1. 40.5 × 300 × 0.008904
   Compute step-by-step (digit-by-digit):
   First 40.5 × 300 = 40.5 × 3 × 100 = 121.5 × 100 = 12,150.
   Now multiply 12,150 × 0.008904. We can do 12,150 × 0.008904 = 12,150 × (8.904 × 10^-3) = (12,150 × 8.904) × 10^-3.

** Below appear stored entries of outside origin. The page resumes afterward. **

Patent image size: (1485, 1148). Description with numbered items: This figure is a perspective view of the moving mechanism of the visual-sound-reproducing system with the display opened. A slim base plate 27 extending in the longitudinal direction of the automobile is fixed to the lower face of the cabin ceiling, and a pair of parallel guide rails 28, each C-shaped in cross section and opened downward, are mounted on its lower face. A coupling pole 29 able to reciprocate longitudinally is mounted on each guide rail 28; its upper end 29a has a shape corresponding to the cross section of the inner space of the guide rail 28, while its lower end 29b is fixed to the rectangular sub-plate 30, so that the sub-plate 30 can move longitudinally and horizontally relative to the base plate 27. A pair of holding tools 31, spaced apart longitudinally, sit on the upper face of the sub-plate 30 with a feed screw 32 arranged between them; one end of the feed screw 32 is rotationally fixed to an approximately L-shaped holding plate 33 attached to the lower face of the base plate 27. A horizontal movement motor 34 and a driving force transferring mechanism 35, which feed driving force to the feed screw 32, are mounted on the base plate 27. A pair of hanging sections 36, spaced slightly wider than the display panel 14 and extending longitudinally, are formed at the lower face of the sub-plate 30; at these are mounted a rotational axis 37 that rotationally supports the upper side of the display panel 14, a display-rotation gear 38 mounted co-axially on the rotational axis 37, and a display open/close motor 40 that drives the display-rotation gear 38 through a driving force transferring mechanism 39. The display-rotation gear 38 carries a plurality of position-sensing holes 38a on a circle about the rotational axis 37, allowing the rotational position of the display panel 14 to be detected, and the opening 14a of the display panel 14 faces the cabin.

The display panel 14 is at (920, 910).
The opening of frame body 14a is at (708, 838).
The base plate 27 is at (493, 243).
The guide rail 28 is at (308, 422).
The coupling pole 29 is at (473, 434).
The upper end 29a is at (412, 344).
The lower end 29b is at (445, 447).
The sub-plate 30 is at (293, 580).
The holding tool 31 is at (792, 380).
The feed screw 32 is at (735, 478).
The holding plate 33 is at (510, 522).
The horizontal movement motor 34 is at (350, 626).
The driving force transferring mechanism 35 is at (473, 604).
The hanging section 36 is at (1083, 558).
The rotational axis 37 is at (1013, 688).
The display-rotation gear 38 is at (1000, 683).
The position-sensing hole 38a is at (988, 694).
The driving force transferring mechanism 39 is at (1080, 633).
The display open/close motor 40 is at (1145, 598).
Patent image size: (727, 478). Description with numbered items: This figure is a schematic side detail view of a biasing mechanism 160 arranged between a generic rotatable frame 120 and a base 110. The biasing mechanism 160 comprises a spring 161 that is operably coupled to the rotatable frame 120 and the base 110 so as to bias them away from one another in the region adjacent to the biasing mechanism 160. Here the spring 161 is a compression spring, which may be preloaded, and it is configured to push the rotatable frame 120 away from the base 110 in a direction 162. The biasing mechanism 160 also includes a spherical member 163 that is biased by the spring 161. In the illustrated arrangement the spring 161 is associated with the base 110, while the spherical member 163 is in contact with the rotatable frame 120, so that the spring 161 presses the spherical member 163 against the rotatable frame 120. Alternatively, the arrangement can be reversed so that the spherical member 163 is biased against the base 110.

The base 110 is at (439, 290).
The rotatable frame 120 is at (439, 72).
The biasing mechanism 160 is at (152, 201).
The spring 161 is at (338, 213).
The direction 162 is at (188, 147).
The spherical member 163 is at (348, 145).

   Compute 12,150 × 8.904 carefully:

   • 12,150 × 8 = 97,200
   • 12,150 × 0.9 = 10,935.0
   • 12,150 × 0.004 = 48.6
   • Sum = 97,200 + 10,935 + 48.6 = 108,183.6
   Now multiply by 10^-3: 108,183.6 × 10^-3 = 108.1836.
   Answer: 108.1836.
   Example: Compute total energy: 40.5 units per item × 300 items × conversion factor 0.008904 → 108.1836 total units — typical in batch cost calculations.
   Profit idea: Create an operations-cost calculator for manufacturers to estimate batch energy or material usage quickly; monetise as an add-on for small factories.
2. 0.632 × 3.456
   Multiply exactly (digit-by-digit):

   • 0.632 × 3 = 1.896
   • 0.632 × 0.4 = 0.2528
   • 0.632 × 0.05 = 0.0316
   • 0.632 × 0.006 = 0.003792
   • Sum = 1.896 + 0.2528 + 0.0316 + 0.003792 = 2.184192
   Answer: 2.184192.
   Example: Multiplying concentration by volume to get mass in laboratory mixing.
   Profit idea: A microservice for lab technicians that offers exact digit-by-digit multiplication and rounding rules to avoid small rounding errors in regulated reports (sell to clinics/labs).